Solved – How to justify the choice of independent variables in multiple regression

factor analysislikertmultiple regressionvalidity

I am trying to measure the effect of atmospheric factors as smell or light (IV) on purchase behavior (DV). In total I have xx likert scales that contain 5 likert items and responses are coded from 1 to 5.

I am wondering which approach would be the best to show that my IVs have some relevance. Could someone check if my approach makes sense?

  1. Clean out the data (delete monotone, take values & outliers into account, check normality)
  2. Conduct a reliability test with Cronbach's alpha
  3. Construct validity (convergent and discriminant)
  4. Harman single factor test
  5. Factor analysis
  6. Check if the 5 assumptions about MR are met (linearity, normality etc.)

Do you think that this approach is sufficient in order to show that my model has some value?

Best Answer

Several points:

I wouldn't check normality on likert items, since they are not normal.

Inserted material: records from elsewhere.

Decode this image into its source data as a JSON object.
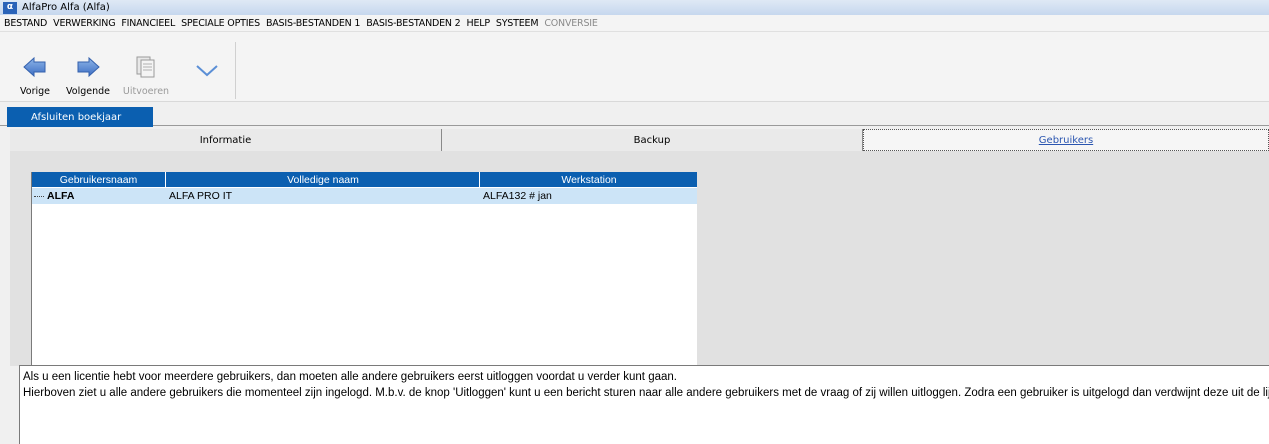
{
  "window": {
    "logo_text": "α",
    "title": "AlfaPro Alfa (Alfa)"
  },
  "menu": [
    {
      "label": "BESTAND",
      "disabled": false
    },
    {
      "label": "VERWERKING",
      "disabled": false
    },
    {
      "label": "FINANCIEEL",
      "disabled": false
    },
    {
      "label": "SPECIALE OPTIES",
      "disabled": false
    },
    {
      "label": "BASIS-BESTANDEN 1",
      "disabled": false
    },
    {
      "label": "BASIS-BESTANDEN 2",
      "disabled": false
    },
    {
      "label": "HELP",
      "disabled": false
    },
    {
      "label": "SYSTEEM",
      "disabled": false
    },
    {
      "label": "CONVERSIE",
      "disabled": true
    }
  ],
  "toolbar": {
    "prev_label": "Vorige",
    "next_label": "Volgende",
    "execute_label": "Uitvoeren",
    "prev_icon": "arrow-left-icon",
    "next_icon": "arrow-right-icon",
    "execute_icon": "document-icon",
    "more_icon": "chevron-down-icon"
  },
  "main_tab": {
    "label": "Afsluiten boekjaar"
  },
  "subtabs": {
    "items": [
      "Informatie",
      "Backup",
      "Gebruikers"
    ],
    "active": "Gebruikers"
  },
  "users_table": {
    "columns": [
      "Gebruikersnaam",
      "Volledige naam",
      "Werkstation"
    ],
    "rows": [
      {
        "username": "ALFA",
        "full_name": "ALFA PRO IT",
        "workstation": "ALFA132 # jan"
      }
    ]
  },
  "info": {
    "line1": "Als u een licentie hebt voor meerdere gebruikers, dan moeten alle andere gebruikers eerst uitloggen voordat u verder kunt gaan.",
    "line2": "Hierboven ziet u alle andere gebruikers die momenteel zijn ingelogd. M.b.v. de knop 'Uitloggen' kunt u een bericht sturen naar alle andere gebruikers met de vraag of zij willen uitloggen. Zodra een gebruiker is uitgelogd dan verdwijnt deze uit de lijst."
  },
  "colors": {
    "accent": "#0b5fb0",
    "selected_row": "#cce4f7"
  }
}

Factor analysis methods consider the relationship between the independent variables you have (light, air) and have nothing to say about their relationship to the response (purchasing).

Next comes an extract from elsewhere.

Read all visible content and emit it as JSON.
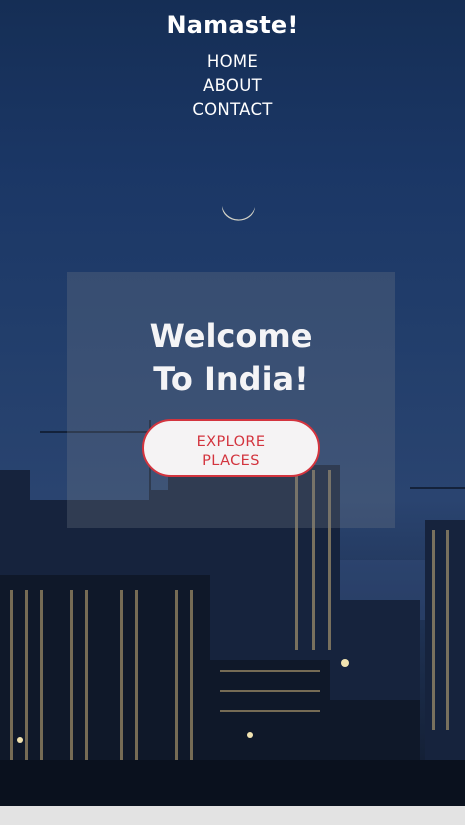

For the sort of data that you seem to have, I would try a regression tree as a useful exploratory method. Regression methods look for relationship that are linear across the full range of values, but trees could model that, say:

  1. men purchase differently from women
  2. men are affected by light
  3. women are affected by freshness of air

I also recommend plotting the data. You could binarize the likert items and do boxplots of the response against "high" or "low" ... or simply do a boxplots against all five likert categories.